At the meeting, agencies and academic entities highlighted their specific work on “a multitude of different types of models and their outputs,” an aide said. For instance, the Health and Human Services Department has pulled officials from the Centers for Disease Control and Prevention, National Institute of Health and HHS’ Office of Assistant Secretary for Preparedness and Response, or ASPR, into one single program office “in the short term” to hone in on modeling efforts that can specifically inform disease interventions. “When we're looking at ventilators, when we're looking at the possibility of protocols for dissemination of medical countermeasures, what’s their availability and usage of the Strategic National Stockpile? Things like that,” the aide said, offering examples of the work. “So they're focused highly on bringing those assets into a more formalized way of informing intervention modeling versus what we traditionally see.”

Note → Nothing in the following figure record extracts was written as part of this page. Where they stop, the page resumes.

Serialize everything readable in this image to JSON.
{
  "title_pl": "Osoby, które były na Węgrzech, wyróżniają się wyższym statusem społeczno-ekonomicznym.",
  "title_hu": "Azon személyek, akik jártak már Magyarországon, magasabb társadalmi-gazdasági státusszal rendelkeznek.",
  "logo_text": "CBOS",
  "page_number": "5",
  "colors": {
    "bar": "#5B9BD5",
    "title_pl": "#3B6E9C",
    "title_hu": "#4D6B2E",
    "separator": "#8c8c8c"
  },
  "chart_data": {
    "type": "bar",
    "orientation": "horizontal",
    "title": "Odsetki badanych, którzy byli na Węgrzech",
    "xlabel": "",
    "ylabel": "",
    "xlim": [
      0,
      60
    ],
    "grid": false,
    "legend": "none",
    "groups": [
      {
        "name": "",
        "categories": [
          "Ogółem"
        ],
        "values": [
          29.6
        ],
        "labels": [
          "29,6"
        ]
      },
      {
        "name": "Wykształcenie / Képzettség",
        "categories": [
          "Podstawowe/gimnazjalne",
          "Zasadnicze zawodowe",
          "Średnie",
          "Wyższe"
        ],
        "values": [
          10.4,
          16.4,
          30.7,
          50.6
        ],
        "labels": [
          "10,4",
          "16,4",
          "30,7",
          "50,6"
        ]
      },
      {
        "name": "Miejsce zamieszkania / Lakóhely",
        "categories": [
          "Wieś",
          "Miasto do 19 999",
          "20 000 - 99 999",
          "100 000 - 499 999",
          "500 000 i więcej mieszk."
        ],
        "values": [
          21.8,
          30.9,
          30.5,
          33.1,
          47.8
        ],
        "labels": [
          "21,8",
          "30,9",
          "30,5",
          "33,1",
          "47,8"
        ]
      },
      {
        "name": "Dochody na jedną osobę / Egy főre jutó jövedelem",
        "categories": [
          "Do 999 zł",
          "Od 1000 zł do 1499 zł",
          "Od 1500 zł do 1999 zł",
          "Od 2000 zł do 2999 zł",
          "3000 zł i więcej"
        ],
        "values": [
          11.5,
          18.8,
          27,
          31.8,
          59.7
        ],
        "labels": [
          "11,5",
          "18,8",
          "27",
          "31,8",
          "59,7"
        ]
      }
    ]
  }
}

On top of a rundown of present efforts, OSTP also heard about the need for increased data sharing and gaps where there could be improvement. “If you ask a scientist—really any scientist there—they're going to say they never can get enough data,” one aide noted. Still, one challenge OSTP heard U.S. officials are dealing with is a lack of information coming from overseas—and particularly from China and Italy, two countries that saw early and dramatic spread. Stakeholders said they would like to see an increase in such data going forward.
Officials also want more data on how human interactions “are playing or are not directly playing into the spread,” an aide said. Such behavioral dynamics seem to be impacting the COVID-19 outbreak differently than how Ebola, Zika and others played out in the past. Droegemeier and his team are aware that relevant data pools aren't as large as previously thought or aren’t yet coalesced in the right, useful place, an aide said.
But OSTP also views the data quality, access and shareability issues as an opportunity for improvement in this outbreak and chance to become better prepared for others that could come.
“That's part of our responsibility—making sure that amongst the departments and agencies Dr. Droegemeier, in support of the overall task force, can pull together and identify gaps to that data sharing, which is not something that's purposeful on behalf of departments and agencies, or the academic institutions or even industry,” the aide said. “It's all about bringing that coordination together, which is fundamentally our role here anyway.”